Putting the “Ferment” in Probiotics

The term probiotics is popping up everywhere these days. You don’t need to search out niche markets because the mainstream media has decided to cover the topic for you. Despite the seemingly new interest in the probiotic supplements, fermented foods, which accomplish the same goal of healing the gut, have been around for thousands of years. Most every traditional culture has fermented foods as part of their regular diet.

In short, probiotics are live bacteria found in yogurt, dairy, and pill form. Many people are familiar with the pill form which provides various bacteria strains to help balance out the good and bad bacteria in the gut. This balance is responsible for maintaining the health of the gut lining. Doing this helps prevent intestinal permeability, or leaky gut, thus warding off a host of autoimmune diseases, food intolerances and allergies, skin disorders, and brain health to name a few. Bottom line: 85 percent of our immune system is located in the gut.

Fermented foods, on the other hand, provide a larger amount of the good bacteria and in a much wider variety than probiotics. So actually eating foods that provide good bacteria are way more cost effective than taking it in pill form.

I view these “living” foods as medicine…tasty medicine! I consume kefir, kombucha, and sauerkraut on a daily basis. Beet kvass and kimchi are also very popular for many people. It can be as easy as taking a few bites or sips while cooking a meal or adding it to the recipe itself. And while it might seem intimidating to make your own, there are plenty of online sites that can guide you through the amazingly easy process. I know most people probably won’t undertake the homemade versions so here are the current recommendations from my refrigerator:

Bubbies or Farmhouse Culture sauerkraut: These are found in the refrigerated section. Avoid sauerkraut located on the non-refrigerated aisles because they have been pasteurized which kills off much of the good bacteria.
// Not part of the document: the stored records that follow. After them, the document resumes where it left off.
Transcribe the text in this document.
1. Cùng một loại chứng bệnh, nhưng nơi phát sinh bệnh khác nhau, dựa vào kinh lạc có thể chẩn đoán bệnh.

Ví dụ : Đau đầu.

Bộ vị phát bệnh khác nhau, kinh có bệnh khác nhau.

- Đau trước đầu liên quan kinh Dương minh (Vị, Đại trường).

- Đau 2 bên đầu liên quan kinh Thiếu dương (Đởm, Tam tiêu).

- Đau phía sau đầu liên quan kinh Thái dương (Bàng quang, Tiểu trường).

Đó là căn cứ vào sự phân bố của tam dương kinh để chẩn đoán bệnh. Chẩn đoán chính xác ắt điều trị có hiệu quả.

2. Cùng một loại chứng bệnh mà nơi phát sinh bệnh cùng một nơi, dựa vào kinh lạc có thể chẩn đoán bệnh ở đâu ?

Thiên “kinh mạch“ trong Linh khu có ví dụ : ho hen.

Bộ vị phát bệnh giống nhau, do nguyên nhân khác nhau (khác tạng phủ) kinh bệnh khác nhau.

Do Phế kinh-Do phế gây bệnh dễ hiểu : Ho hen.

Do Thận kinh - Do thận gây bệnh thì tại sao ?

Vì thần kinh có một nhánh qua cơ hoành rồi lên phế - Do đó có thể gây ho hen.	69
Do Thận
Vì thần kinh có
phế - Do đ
GT’s Enlightened Drinks: These can be found in many traditional grocery stores as well as specialty stores. Before you drink it, gently tilt the bottle back and forth to mix. Don’t shake it. It will explode when opened!

Redwood Hill Farm Plain Cultured Goat Milk Kefir: I recommend the goat milk kefir because many people have an intolerance to cow’s milk. Goat milk seems to be better tolerated in these people.

Some final points:

•    In addition to fermented and probiotic foods, there are other ways to prevent leaky gut. Avoiding grains, sugar, processed foods, and vegetable oils, getting good sleep, avoiding chronic stress and chronic infections, and limiting the use of antibiotics are all beneficial.
•    Start with small amounts of fermented foods, especially if you have a weak immune system. Sometimes a teaspoon is all that is tolerated in the beginning. Remember, it’s not necessarily the total amount that’s important but rather a steady, daily dose that does the trick.
•    It is okay to take probiotics or eat fermented foods when taking an antibiotic. They have been shown to minimize some of the side effects associated with antibiotics. If a 7-10 day course of antibiotics is necessary, consider taking a month’s worth of probiotics to rebuild your digestive system. In this scenario, I would also eat a daily cup of bone broth to aid in repairing gut health such as the recipe found on this site.